Serapion (Σεραπίων; possibly died 41 BC) was strategos of Cyprus and an admiral of the Ptolemaic navy in 43 BC, during the reign of Cleopatra. Against the intention of the Egyptian queen, he supported Gaius Cassius Longinus in the Liberators' civil war against Mark Antony and Octavian, but had to take refuge in Tyre and was handed over to Cleopatra in 41 BC. He may have been the same Serapion, who was instructed by Julius Caesar to negotiate with the Egyptian commander Achillas in 48 BC.

==Life==
When Caesar sided with Cleopatra in her dispute with her brother Ptolemy XIII, the minister Pothinus ordered Achillas to march with his strong army from Pelusium to Alexandria (autumn 48 BC). Because Caesar did not have enough soldiers for an open battle he forced Ptolemy XIII to send two negotiators of high rank to Achillas. Serapion and Dioscurides were chosen for this task, both of whom had already been ambassadors of Ptolemy XII in Rome and now had to inform Achillas that Ptolemy XIII did not want the Egyptian general to fight against Caesar. But Achillas realized that the young king had been compelled to send this message and stirred up the animosity of his soldiers against Serapion and Dioscurides. One of the two negotiators was killed and the other seriously wounded but he survived because he was taken to be dead.

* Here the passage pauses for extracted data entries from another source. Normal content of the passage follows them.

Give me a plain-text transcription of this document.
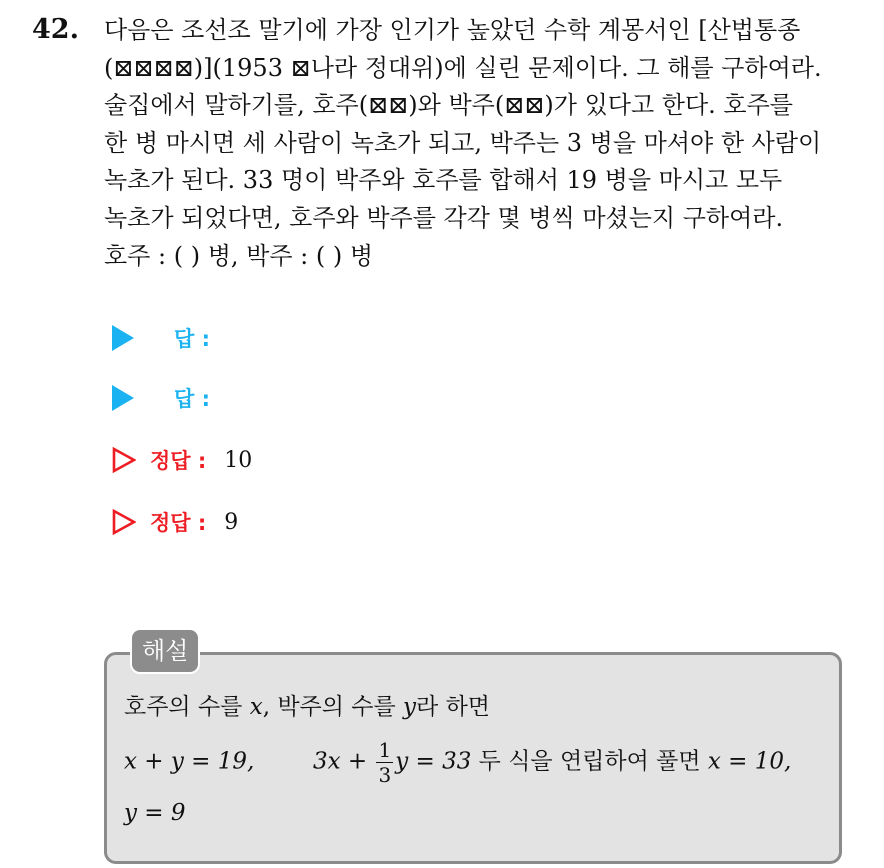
42. 다음은 조선조 말기에 가장 인기가 높았던 수학 계몽서인 [산법통종
(⊠⊠⊠⊠)](1953 ⊠나라 정대위)에 실린 문제이다. 그 해를 구하여라.
술집에서 말하기를, 호주(⊠⊠)와 박주(⊠⊠)가 있다고 한다. 호주를
한 병 마시면 세 사람이 녹초가 되고, 박주는 3 병을 마셔야 한 사람이
녹초가 된다. 33 명이 박주와 호주를 합해서 19 병을 마시고 모두
녹초가 되었다면, 호주와 박주를 각각 몇 병씩 마셨는지 구하여라.
호주 : ( ) 병, 박주 : ( ) 병
답 :
답 :
정답 : 10
정답 : 9
해설
호주의 수를 x, 박주의 수를 y라 하면
x + y = 19,	$3x + \frac{1}{3}$ y = 33 두 식을 연립하여 풀면 x = 10,
y = 9
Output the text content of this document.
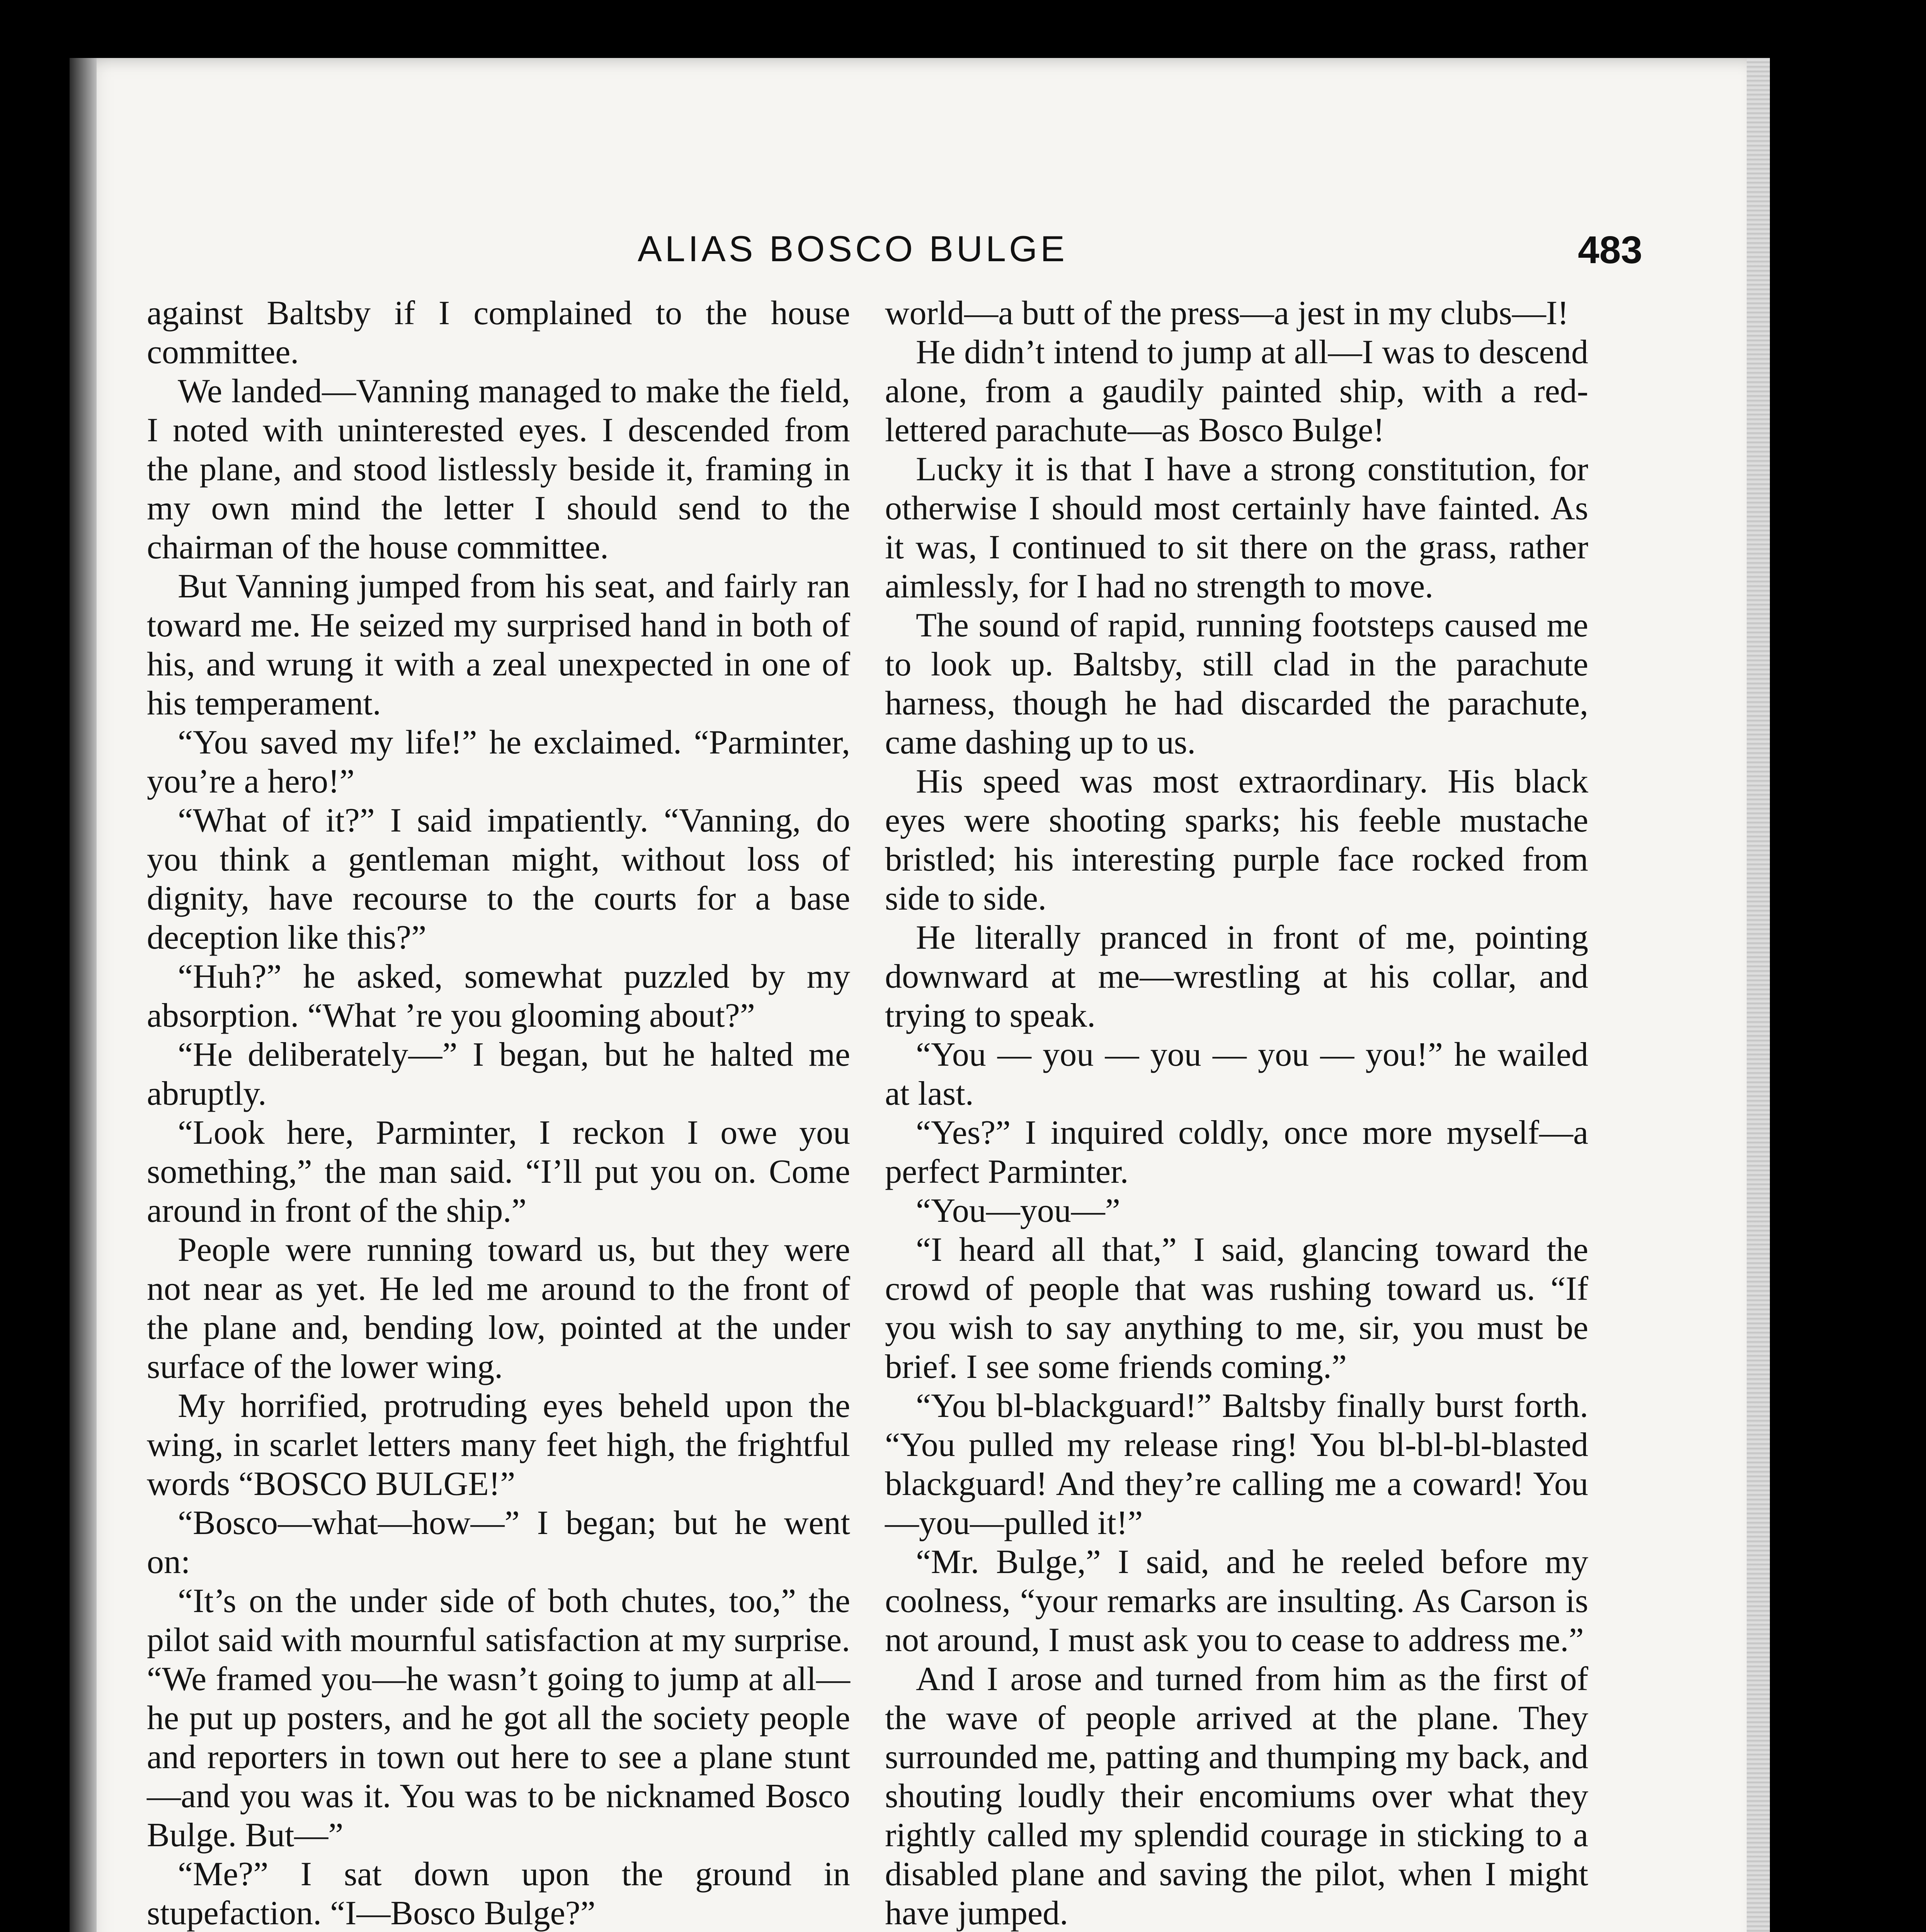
ALIAS BOSCO BULGE	483

against Baltsby if I complained to the house committee.

We landed—Vanning managed to make the field, I noted with uninterested eyes. I descended from the plane, and stood listlessly beside it, framing in my own mind the letter I should send to the chairman of the house committee.

But Vanning jumped from his seat, and fairly ran toward me. He seized my surprised hand in both of his, and wrung it with a zeal unexpected in one of his temperament.

“You saved my life!” he exclaimed. “Parminter, you’re a hero!”

“What of it?” I said impatiently. “Vanning, do you think a gentleman might, without loss of dignity, have recourse to the courts for a base deception like this?”

“Huh?” he asked, somewhat puzzled by my absorption. “What ’re you glooming about?”

“He deliberately—” I began, but he halted me abruptly.

“Look here, Parminter, I reckon I owe you something,” the man said. “I’ll put you on. Come around in front of the ship.”

People were running toward us, but they were not near as yet. He led me around to the front of the plane and, bending low, pointed at the under surface of the lower wing.

My horrified, protruding eyes beheld upon the wing, in scarlet letters many feet high, the frightful words “BOSCO BULGE!”

“Bosco—what—how—” I began; but he went on:

“It’s on the under side of both chutes, too,” the pilot said with mournful satisfaction at my surprise. “We framed you—he wasn’t going to jump at all—he put up posters, and he got all the society people and reporters in town out here to see a plane stunt—and you was it. You was to be nicknamed Bosco Bulge. But—”

“Me?” I sat down upon the ground in stupefaction. “I—Bosco Bulge?”

world—a butt of the press—a jest in my clubs—I!

He didn’t intend to jump at all—I was to descend alone, from a gaudily painted ship, with a red-lettered parachute—as Bosco Bulge!

Lucky it is that I have a strong constitution, for otherwise I should most certainly have fainted. As it was, I continued to sit there on the grass, rather aimlessly, for I had no strength to move.

The sound of rapid, running footsteps caused me to look up. Baltsby, still clad in the parachute harness, though he had discarded the parachute, came dashing up to us.

His speed was most extraordinary. His black eyes were shooting sparks; his feeble mustache bristled; his interesting purple face rocked from side to side.

He literally pranced in front of me, pointing downward at me—wrestling at his collar, and trying to speak.

“You — you — you — you — you!” he wailed at last.

“Yes?” I inquired coldly, once more myself—a perfect Parminter.

“You—you—”

“I heard all that,” I said, glancing toward the crowd of people that was rushing toward us. “If you wish to say anything to me, sir, you must be brief. I see some friends coming.”

“You bl-blackguard!” Baltsby finally burst forth. “You pulled my release ring! You bl-bl-bl-blasted blackguard! And they’re calling me a coward! You—you—pulled it!”

“Mr. Bulge,” I said, and he reeled before my coolness, “your remarks are insulting. As Carson is not around, I must ask you to cease to address me.”

And I arose and turned from him as the first of the wave of people arrived at the plane. They surrounded me, patting and thumping my back, and shouting loudly their encomiums over what they rightly called my splendid courage in sticking to a disabled plane and saving the pilot, when I might have jumped.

The sources do not say which of the two ambassadors survived. If it was Serapion, he was probably the same Serapion as the strategos of Cyprus who is attested in 43 BC. Then, one year after the assassination of Caesar, his followers and enemies fought one another. In this war Cleopatra sided with the party of the Caesarians. So when Cassius asked the Egyptian queen for support she excused herself that she was allegedly not able to help him because her country had been afflicted by a plague and a famine. But Serapion handed over his fleet to the assassin of Caesar without consultation of Cleopatra. The ships, that Serapion and some cities, such as Tyre, had sent, enabled Cassius to decisively beat the Caesarian general Publius Cornelius Dolabella (July 43 BC). Cleopatra was very indignant about the unauthorized behaviour of her governor.

The historian Michael Grant believes that Serapion tried to support Arsinoe IV, who was then living in exile in the temple of Artemis in Ephesus, against her older hostile sister Cleopatra and perhaps even wanted to make her the new queen of Egypt. When Cleopatra won the favour of Mark Antony after the victory of the Caesarians she used the power of the triumvir to take revenge on her enemies (41 BC). Serapion and Arsinoe IV were among her victims. He had taken refuge in Tyre but Antony ordered that he had to be handed over to Cleopatra. Some scholars suggest it's very probable that she had him executed.